Una historia cargada de emoción ha culminado con un final feliz en la vida del loro yaco conocido como Gorri. Este ave desapareció hace una semana en Donostia, pero ha sido hallada a más de 150 kilómetros, en un pequeño pueblo de La Rioja, cerca de Logroño.
La aventura comenzó el pasado domingo, cuando su dueño, Rafael García, se vio en la necesidad de iniciar una búsqueda urgente. Para incentivar la localización de su mascota, ofreció una recompensa de 1.000 euros, preocupado por la posibilidad de que alguien lo hubiera capturado con la intención de venderlo. Sin embargo, la realidad fue distinta a lo que temía.
Un residente de Agoncillo se encontró con el loro y, al verlo en una zona peligrosa, decidió rescatarlo para evitar que pudiera ser atropellado. Según la información divulgada por El Diario Vasco, este vecino había intentado notificar a la Policía Municipal, pero al no obtener respuesta, optó por llevar al ave a su hogar para protegerlo.

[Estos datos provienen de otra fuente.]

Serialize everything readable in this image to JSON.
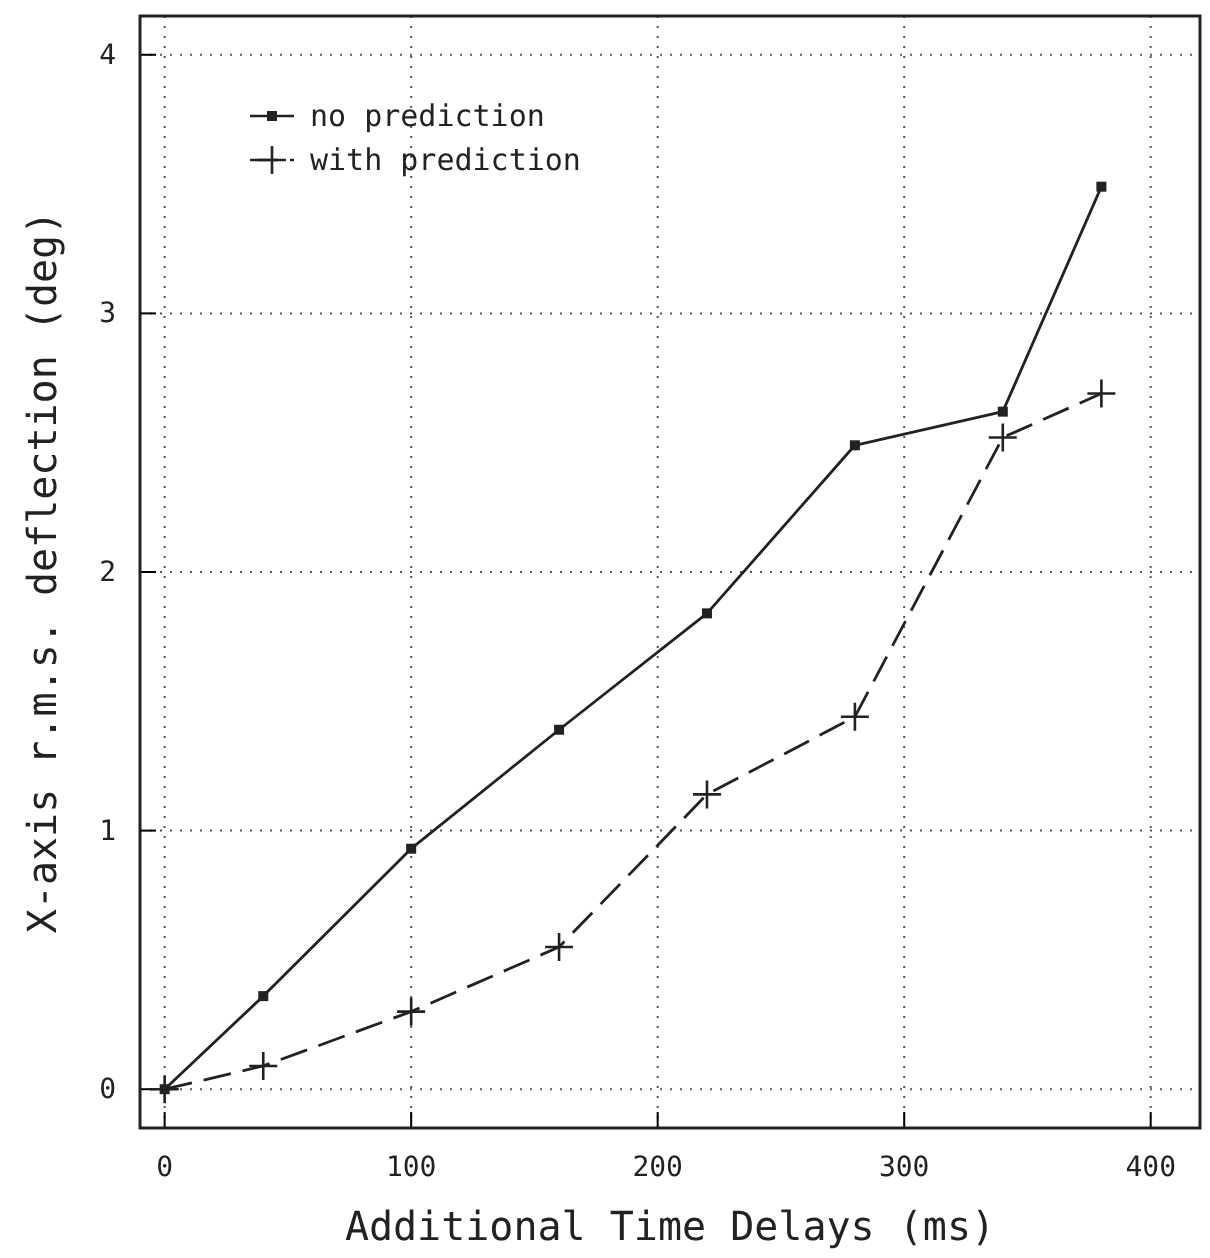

Durante la semana, Gorri fue atendido con esmero. Su dueño no podía creer su buena fortuna al reencontrarse con él, ya que el ave se encontraba en buen estado, limpio y alimentado con frutas, incluso con las uñas cuidadas. «Ha estado mejor que en casa», bromeó Rafael en una conversación con El Diario Vasco.
El regreso de Gorri fue posible gracias a la difusión de su historia a través de los medios de comunicación. El vecino de La Rioja, al enterarse del caso por la televisión, se puso en contacto con Rafael para devolverle su mascota. Este fin de semana, Rafael viajó a La Rioja para recoger a su querido loro.

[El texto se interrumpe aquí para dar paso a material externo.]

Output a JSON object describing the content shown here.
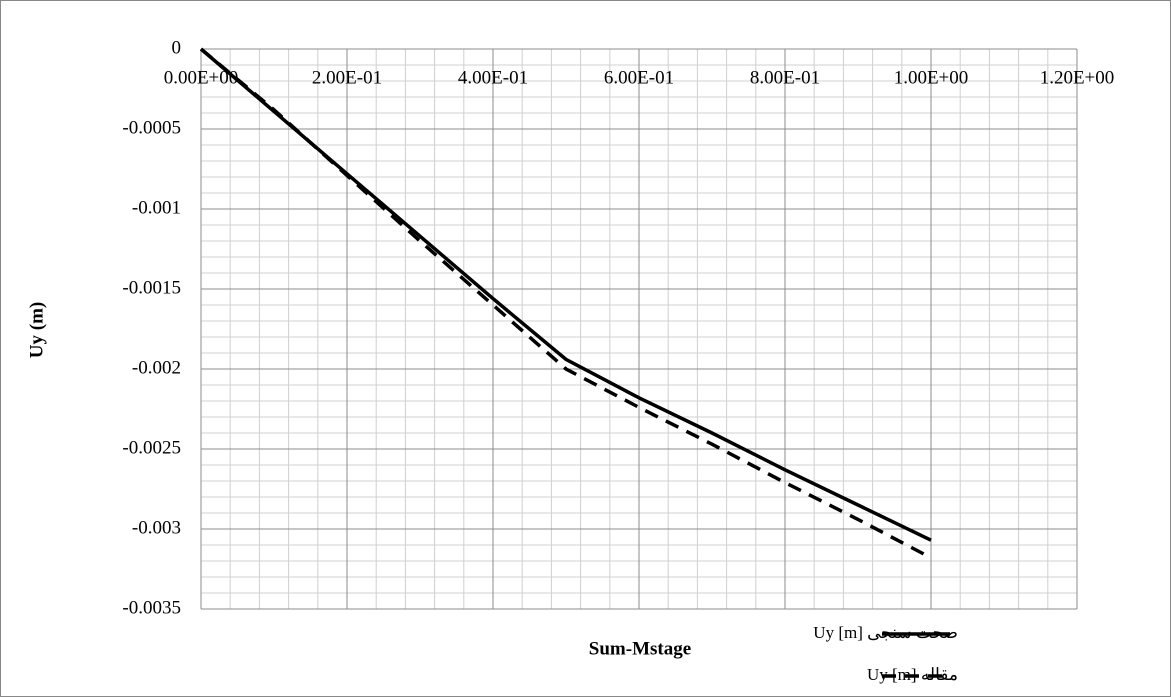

A pesar de haber ofrecido una recompensa, el hombre que encontró al loro decidió rechazar el dinero, un gesto que conmovió profundamente a Rafael. El propietario del loro se sintió «como si le hubiera tocado la lotería» tras la reunión con su mascota.

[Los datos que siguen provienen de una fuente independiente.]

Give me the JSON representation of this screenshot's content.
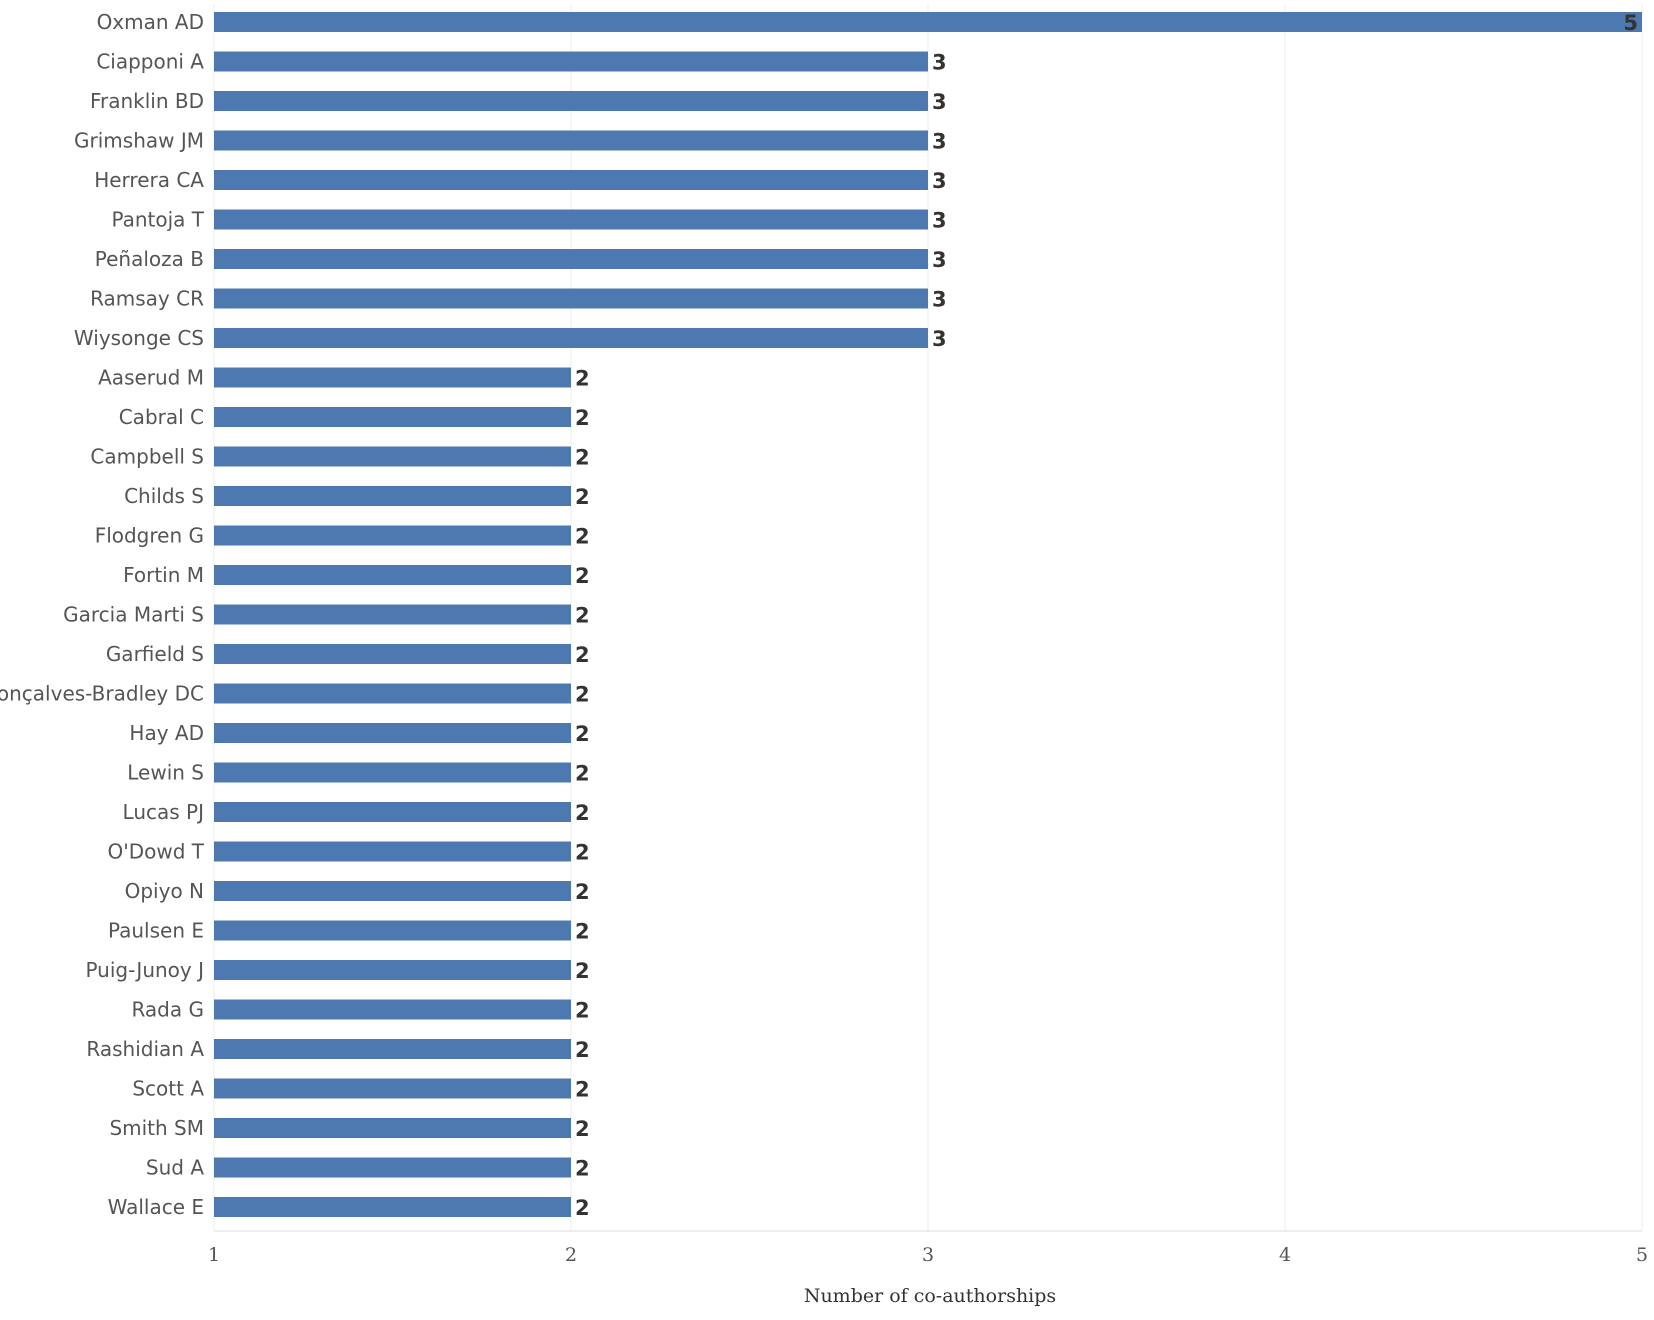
{
  "chart_data": {
    "type": "bar",
    "orientation": "horizontal",
    "title": "",
    "xlabel": "Number of co-authorships",
    "ylabel": "",
    "xlim": [
      1,
      5
    ],
    "xticks": [
      1,
      2,
      3,
      4,
      5
    ],
    "grid": true,
    "bar_color": "#4e79b0",
    "categories": [
      "Oxman AD",
      "Ciapponi A",
      "Franklin BD",
      "Grimshaw JM",
      "Herrera CA",
      "Pantoja T",
      "Peñaloza B",
      "Ramsay CR",
      "Wiysonge CS",
      "Aaserud M",
      "Cabral C",
      "Campbell S",
      "Childs S",
      "Flodgren G",
      "Fortin M",
      "Garcia Marti S",
      "Garfield S",
      "Gonçalves-Bradley DC",
      "Hay AD",
      "Lewin S",
      "Lucas PJ",
      "O'Dowd T",
      "Opiyo N",
      "Paulsen E",
      "Puig-Junoy J",
      "Rada G",
      "Rashidian A",
      "Scott A",
      "Smith SM",
      "Sud A",
      "Wallace E"
    ],
    "values": [
      5,
      3,
      3,
      3,
      3,
      3,
      3,
      3,
      3,
      2,
      2,
      2,
      2,
      2,
      2,
      2,
      2,
      2,
      2,
      2,
      2,
      2,
      2,
      2,
      2,
      2,
      2,
      2,
      2,
      2,
      2
    ]
  }
}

Ahora que Gorri ha vuelto a su hogar tras su vigesimosexta escapada, Rafael está decidido a implementar medidas para prevenir futuras desapariciones. Está considerando la posibilidad de instalar un sistema de localización que le permita mantener un control constante sobre el ave.
Esta historia, que comenzó con incertidumbre y preocupación, termina con un profundo sentido de alivio y gratitud, marcando un capítulo significativo en la vida de Rafael y su loro, recordando la importancia de la solidaridad en la comunidad.